Sooty went to Buckingham Palace but for once he took a back seat. For the day belonged to Harry Corbett, from Guiseley. He was there to receive “the insignia of the OBE”.
Apparently, it was his first public appearance since suffering a heart attack on Christmas Day. The magican and puppeteer died in 1989 aged 71. He invented Sooty in 1947 as a means of entertaining his children while on holiday,
Harry bought the very first Sooty on Blackpool Pier for just seven shillings and six pence (37.5p) in 1948.

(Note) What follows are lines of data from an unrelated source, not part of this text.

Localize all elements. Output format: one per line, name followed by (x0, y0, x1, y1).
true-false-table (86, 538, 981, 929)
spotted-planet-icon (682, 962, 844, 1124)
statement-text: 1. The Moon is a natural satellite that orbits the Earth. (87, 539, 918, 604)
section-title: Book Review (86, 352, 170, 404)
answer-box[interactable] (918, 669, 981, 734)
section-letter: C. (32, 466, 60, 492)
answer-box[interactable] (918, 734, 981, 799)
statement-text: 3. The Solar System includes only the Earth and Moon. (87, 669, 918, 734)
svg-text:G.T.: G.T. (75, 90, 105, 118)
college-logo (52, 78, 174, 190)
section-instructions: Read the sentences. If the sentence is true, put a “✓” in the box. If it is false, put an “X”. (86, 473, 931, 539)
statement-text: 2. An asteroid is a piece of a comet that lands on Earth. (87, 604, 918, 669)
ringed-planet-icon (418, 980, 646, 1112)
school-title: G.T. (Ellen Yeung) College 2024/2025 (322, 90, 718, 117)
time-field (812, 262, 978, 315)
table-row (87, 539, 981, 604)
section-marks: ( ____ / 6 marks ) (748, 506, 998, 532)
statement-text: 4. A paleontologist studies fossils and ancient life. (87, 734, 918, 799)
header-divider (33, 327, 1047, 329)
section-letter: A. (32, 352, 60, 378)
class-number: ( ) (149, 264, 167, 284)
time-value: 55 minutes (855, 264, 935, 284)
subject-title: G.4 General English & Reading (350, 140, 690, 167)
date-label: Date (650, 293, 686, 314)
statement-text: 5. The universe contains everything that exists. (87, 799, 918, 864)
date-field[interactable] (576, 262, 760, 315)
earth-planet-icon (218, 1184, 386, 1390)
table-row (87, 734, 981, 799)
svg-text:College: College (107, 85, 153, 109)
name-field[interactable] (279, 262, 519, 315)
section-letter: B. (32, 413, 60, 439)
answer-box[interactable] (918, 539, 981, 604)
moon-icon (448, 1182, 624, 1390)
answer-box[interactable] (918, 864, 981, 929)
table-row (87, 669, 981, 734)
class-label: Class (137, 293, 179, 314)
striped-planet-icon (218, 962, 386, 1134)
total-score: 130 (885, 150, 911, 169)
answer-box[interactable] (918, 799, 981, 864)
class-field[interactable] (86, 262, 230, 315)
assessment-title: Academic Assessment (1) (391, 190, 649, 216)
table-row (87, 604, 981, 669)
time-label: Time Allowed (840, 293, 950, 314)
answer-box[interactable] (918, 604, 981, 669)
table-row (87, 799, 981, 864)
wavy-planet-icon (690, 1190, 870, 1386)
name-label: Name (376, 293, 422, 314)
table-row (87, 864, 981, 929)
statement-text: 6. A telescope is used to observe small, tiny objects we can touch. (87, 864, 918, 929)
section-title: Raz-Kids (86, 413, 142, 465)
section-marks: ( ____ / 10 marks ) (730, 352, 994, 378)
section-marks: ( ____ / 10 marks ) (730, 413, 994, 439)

The bright yellow bear with black ears and nose went on to dominate children’s TV in the 1950s and 1960s, despite never uttering a word and remains one of the longest running children’s TV shows of all time.
In 2008, a Sooty puppet given by Harry Corbett to Violet Marley, a senior BBC receptionist, in 1962, came on to the market with a guide price of £200 to £300 in the auction on October 29.
Sooty will turn 70 next year. Harry’s mother’s brother was Harry Ramdsen, owner of the famous fish n’ chip shop, where Harry sometimes played the piano. He was deaf in one ear, which prevented him pursuing a musical career.
His younger son Peter (stage name Matthew) eventually took over from him in 1976 and he retired in 1998.